For a number of reasons it’s bad practice to leave a signal floating: its logic state is undefined, which can cause erratic behavior in the circuits that it’s connected to.

A ‘pull-up’ is a weak resistor to tie a signal to a high level if nothing else is driving it. Likewise, a ‘pull-down’ takes it to a low level. Either way, the resistor tie covers the ‘floating’ case and resolves the signal to a valid high (pull-up) or low (pull-down).

Beyond this, some logic systems only drive low and rely on a pull-up to make the valid high. The I2C bus is a common example: it uses what’s called an ‘open collector’ drive, which can only sink current to ground.

A perhaps less familiar use of pull-up to make logic high is an old logic family called resistor-transistor logic (RTL). RTL only uses NPN transistors to drive the logic low state, and relies on pull-up resistors to make logic high. The Apollo Guidance Computer was built from this kind of logic, using a 3-input NOR gate.

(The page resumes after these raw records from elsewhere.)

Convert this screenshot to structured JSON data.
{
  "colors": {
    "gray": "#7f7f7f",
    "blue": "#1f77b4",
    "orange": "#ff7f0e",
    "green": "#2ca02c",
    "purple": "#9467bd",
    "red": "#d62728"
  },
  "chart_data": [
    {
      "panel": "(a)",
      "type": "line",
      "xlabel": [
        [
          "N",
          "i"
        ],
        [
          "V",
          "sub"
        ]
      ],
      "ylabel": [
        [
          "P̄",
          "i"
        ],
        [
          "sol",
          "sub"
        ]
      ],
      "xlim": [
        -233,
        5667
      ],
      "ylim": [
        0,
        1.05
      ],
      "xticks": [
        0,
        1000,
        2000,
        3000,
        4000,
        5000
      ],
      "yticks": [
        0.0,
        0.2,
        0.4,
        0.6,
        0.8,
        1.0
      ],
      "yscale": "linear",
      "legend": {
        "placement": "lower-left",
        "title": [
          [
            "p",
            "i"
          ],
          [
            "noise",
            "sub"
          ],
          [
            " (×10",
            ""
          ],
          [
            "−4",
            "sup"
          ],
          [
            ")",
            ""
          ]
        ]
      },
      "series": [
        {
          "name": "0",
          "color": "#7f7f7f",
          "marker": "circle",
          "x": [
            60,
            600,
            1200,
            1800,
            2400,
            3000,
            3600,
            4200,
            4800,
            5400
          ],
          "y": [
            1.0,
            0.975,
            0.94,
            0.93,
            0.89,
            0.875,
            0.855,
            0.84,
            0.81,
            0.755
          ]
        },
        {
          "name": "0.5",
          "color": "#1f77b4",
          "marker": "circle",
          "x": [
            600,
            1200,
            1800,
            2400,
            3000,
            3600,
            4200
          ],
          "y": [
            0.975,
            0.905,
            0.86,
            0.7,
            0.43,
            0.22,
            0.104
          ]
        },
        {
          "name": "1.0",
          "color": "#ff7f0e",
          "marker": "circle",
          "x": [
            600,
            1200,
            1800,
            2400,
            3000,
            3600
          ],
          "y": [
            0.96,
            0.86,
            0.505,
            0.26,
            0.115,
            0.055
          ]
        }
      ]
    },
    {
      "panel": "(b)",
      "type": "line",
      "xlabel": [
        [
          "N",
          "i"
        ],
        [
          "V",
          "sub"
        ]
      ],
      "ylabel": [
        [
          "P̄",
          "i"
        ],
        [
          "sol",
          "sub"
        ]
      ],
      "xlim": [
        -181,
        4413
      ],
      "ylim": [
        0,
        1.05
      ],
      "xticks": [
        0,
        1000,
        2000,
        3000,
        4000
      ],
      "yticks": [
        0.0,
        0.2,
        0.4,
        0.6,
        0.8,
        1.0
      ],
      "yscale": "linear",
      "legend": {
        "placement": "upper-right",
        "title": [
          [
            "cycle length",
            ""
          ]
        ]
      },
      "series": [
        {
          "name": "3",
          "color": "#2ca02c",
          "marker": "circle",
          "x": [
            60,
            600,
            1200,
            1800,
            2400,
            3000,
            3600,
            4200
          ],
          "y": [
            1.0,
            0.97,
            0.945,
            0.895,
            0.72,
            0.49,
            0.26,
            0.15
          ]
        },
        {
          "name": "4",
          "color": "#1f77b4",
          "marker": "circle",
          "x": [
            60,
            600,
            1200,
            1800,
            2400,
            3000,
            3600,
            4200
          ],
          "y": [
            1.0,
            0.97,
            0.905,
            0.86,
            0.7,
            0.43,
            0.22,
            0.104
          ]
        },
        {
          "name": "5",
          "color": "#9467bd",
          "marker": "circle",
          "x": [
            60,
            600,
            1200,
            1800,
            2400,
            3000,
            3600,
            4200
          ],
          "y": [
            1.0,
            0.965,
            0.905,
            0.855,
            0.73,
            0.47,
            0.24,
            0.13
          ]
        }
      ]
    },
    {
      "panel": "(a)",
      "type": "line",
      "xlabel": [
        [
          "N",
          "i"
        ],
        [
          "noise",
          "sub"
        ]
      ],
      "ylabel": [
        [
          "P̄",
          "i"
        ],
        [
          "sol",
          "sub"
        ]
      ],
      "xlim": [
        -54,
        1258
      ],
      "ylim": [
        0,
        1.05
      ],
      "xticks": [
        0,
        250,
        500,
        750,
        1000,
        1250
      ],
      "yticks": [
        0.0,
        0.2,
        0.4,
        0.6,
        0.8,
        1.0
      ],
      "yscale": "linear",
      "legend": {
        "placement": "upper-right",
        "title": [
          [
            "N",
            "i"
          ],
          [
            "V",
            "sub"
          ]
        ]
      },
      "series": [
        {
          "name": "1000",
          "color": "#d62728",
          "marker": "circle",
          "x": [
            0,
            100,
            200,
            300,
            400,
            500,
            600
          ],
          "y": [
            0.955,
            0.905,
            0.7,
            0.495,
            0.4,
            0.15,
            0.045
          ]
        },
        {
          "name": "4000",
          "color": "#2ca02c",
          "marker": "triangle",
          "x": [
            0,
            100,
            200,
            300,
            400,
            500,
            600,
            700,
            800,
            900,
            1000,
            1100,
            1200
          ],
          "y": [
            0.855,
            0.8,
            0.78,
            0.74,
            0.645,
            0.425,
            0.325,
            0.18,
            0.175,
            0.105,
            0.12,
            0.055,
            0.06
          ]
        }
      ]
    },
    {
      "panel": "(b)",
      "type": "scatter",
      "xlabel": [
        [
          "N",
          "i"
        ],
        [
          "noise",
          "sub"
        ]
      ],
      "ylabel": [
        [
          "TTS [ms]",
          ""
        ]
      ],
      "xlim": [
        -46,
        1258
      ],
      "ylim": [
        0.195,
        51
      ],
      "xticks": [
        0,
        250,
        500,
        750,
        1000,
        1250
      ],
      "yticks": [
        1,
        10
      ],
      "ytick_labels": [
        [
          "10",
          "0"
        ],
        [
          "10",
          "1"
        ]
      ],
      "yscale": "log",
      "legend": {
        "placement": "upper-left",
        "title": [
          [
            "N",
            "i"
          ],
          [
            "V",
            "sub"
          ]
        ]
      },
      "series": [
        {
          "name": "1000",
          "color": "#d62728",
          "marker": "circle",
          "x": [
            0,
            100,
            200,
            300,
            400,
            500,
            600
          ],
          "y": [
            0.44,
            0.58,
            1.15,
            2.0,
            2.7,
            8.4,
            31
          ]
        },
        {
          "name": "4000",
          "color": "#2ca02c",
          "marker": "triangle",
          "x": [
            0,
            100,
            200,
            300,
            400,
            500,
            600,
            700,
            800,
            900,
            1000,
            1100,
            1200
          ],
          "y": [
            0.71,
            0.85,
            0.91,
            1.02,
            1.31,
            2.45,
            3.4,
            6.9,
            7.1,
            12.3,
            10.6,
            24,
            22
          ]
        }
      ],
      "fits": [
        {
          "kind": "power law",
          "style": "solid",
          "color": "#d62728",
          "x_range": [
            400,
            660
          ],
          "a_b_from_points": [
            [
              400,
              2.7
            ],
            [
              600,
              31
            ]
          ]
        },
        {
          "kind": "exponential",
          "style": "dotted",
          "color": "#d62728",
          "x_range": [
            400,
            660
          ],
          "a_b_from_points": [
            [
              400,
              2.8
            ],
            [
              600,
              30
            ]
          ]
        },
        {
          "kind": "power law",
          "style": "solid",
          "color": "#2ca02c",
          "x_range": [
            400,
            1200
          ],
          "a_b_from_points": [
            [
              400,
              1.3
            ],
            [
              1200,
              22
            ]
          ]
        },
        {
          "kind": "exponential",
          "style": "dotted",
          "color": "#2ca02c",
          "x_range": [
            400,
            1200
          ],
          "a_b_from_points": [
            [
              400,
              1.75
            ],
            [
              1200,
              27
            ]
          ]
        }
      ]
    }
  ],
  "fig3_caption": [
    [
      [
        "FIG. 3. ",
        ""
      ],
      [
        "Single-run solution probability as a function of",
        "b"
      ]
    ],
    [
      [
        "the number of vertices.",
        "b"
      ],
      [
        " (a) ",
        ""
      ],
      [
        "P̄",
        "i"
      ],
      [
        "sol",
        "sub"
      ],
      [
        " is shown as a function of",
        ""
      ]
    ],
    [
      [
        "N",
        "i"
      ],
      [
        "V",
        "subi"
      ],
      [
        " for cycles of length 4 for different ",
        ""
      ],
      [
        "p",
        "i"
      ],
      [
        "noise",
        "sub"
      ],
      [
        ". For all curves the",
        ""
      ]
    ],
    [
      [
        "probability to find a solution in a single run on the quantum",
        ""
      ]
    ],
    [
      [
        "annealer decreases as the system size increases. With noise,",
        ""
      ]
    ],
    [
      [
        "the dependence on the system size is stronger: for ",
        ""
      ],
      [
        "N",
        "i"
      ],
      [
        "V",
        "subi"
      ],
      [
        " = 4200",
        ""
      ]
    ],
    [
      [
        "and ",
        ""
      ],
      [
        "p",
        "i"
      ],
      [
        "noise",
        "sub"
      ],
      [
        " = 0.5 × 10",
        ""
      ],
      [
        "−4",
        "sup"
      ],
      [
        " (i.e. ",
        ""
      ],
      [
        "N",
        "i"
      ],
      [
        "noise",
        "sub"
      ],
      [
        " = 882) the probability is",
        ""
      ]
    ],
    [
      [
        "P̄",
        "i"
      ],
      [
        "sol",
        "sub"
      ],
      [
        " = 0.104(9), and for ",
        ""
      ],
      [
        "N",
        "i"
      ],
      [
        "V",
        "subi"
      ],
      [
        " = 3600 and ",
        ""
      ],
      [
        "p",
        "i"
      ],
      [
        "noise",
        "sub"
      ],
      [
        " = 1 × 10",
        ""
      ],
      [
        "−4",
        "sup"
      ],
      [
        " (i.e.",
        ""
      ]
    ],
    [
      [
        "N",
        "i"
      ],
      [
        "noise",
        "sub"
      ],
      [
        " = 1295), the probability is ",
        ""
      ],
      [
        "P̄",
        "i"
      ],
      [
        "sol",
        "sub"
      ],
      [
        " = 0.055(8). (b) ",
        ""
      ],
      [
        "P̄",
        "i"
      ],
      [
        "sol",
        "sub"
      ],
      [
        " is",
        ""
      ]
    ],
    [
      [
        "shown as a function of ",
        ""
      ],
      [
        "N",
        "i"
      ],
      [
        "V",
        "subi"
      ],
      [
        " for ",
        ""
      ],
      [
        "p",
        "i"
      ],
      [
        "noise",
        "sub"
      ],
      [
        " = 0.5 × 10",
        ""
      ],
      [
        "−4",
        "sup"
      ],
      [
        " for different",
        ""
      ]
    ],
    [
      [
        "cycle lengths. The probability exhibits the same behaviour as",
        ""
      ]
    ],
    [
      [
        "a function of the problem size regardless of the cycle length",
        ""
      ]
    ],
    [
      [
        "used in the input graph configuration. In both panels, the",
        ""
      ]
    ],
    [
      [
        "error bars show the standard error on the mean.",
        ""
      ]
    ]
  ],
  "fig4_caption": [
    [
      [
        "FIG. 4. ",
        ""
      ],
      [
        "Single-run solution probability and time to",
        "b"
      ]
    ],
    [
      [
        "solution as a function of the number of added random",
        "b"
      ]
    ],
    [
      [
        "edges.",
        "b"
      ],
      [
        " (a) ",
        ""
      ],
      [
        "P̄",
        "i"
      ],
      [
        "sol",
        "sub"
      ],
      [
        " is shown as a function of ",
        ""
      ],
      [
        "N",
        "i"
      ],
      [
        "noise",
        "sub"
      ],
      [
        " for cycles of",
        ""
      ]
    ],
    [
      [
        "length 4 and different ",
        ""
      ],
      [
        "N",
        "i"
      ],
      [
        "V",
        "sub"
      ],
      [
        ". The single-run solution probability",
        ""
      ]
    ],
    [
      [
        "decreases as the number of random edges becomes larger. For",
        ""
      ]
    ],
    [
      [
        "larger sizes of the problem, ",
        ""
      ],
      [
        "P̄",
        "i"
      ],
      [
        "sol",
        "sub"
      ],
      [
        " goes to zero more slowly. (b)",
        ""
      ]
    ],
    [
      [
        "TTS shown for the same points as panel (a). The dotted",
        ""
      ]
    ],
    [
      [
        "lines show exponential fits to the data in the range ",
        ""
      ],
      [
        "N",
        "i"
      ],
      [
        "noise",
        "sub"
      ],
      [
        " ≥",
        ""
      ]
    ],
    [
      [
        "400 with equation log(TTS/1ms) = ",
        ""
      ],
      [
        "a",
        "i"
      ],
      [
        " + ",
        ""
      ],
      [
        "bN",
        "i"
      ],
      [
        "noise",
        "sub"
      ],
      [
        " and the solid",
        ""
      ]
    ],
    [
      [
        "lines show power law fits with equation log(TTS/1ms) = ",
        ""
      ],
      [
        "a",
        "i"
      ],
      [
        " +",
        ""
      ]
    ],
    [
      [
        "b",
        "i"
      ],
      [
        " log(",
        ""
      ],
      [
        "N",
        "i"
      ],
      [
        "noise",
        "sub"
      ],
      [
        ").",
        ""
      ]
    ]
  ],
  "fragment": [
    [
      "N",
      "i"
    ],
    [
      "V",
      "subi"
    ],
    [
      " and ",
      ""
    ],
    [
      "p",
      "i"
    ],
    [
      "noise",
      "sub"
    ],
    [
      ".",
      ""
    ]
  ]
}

This kind of logic is still used in limited cases to make what's called wired-OR logic (technically, wired-NOR). Wired-OR allows adding more inputs to a shared signal (such as an interrupt, or power-good flag) without adding more gates. You'll see references to 'open-collector' and 'open-drain' drivers: these are used to implement wired-OR. And of course for this to work, it needs a pull-up on the shared wired-OR signal.

Answer 3

Since you're "great with plumbing" [edited out of original question by @JRE] this may help. (I'm the author of your confusing quote.)

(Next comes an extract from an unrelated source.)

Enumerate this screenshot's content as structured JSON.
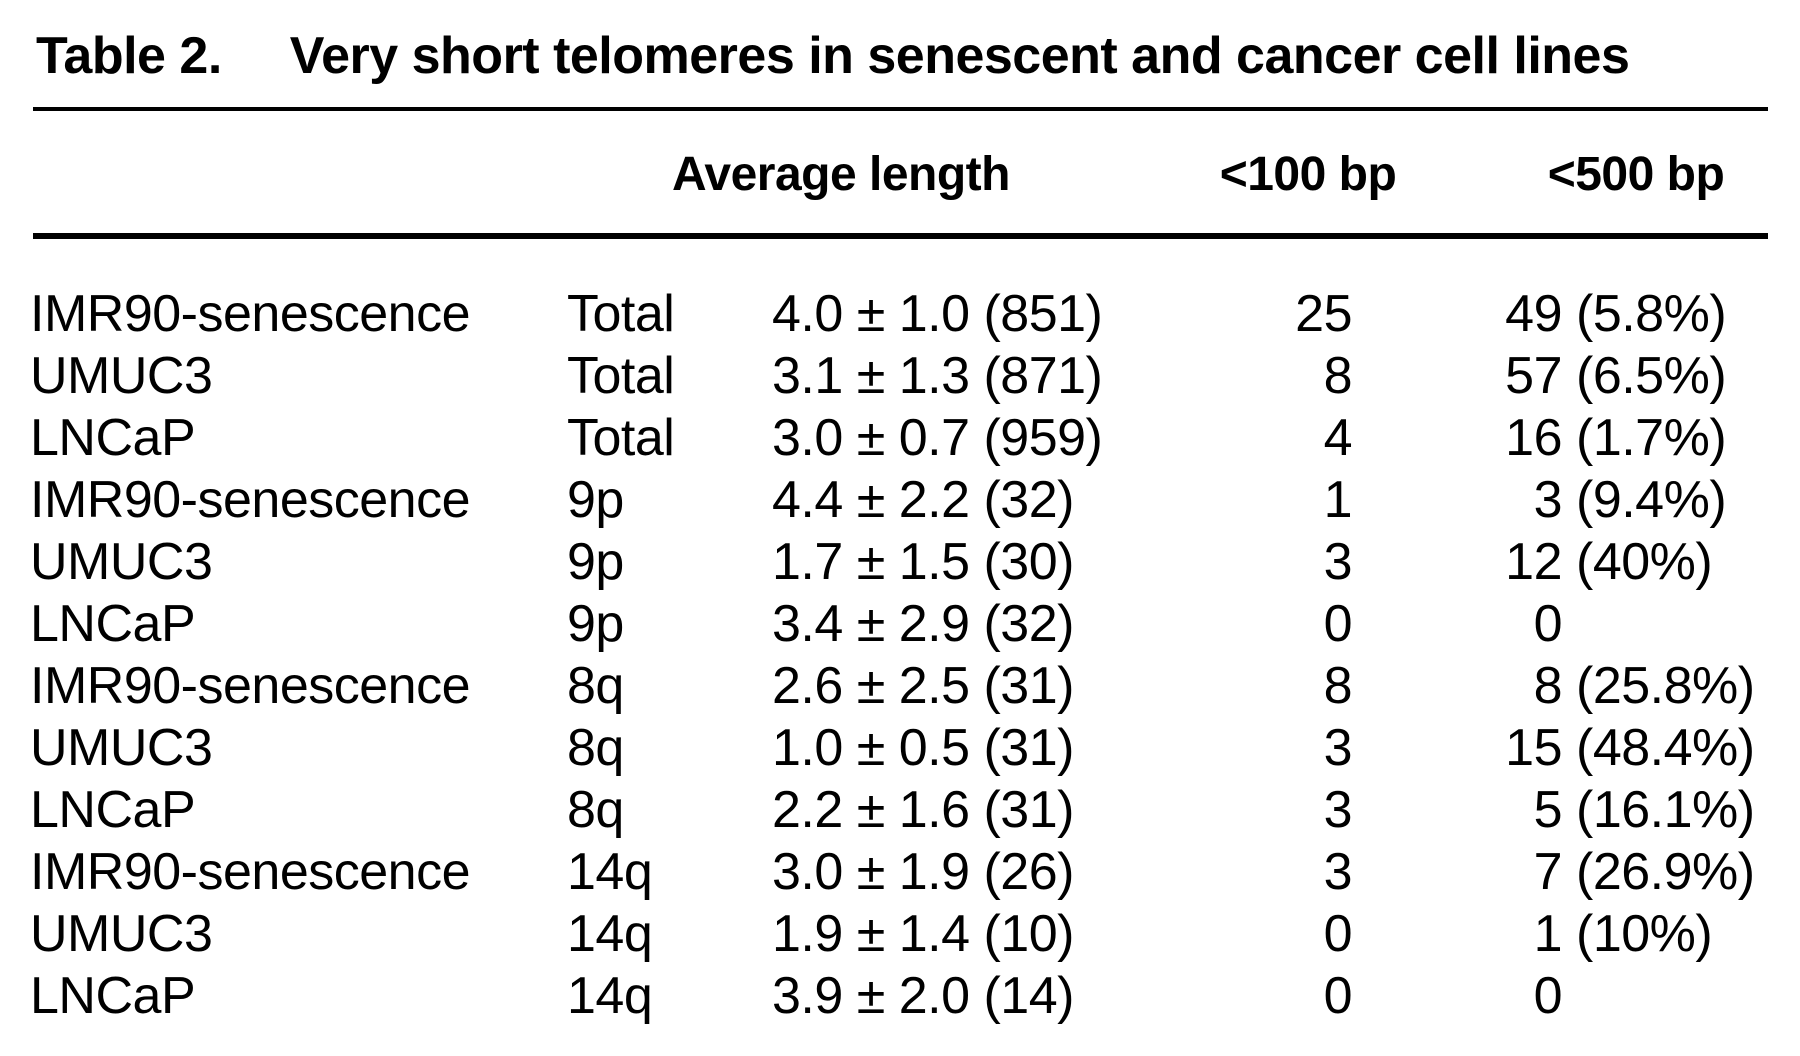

Figure 1. A motorised valve. Image source: PlumbingProducts.ie.

I have a couple of motorised valves in my plumbing system. They use a small motor to open the valve and a spring to close it when the motor is switched off.

In this case the spring is "pulling" the valve closed and the motor is "driving" (a word I should have used in my other answer) it open. Obviously for this to work the spring must be weaker than the motor.

^{simulate this circuit – Schematic created using CircuitLab}

Figure 2. (a) A pull-up resistor. (b) A pull-down resistor.

In the examples of Figure 2 we can configure a pull-up (to V+) or a pull-down (to ground) very easily. You can think of R1 and R2 as being like the valve's spring and the switches as being much stronger as they have such low resistance compared to the resistors when the button is pressed. In this way they are like the motor driving the buffer input voltage very strongly against the "pull" of the resistor.

Figure 3. An opened motorised valve. The motor (top) and spring (follow finger) are visible in this still from YouTube video How to renew a three port motorised valve head. No draining down.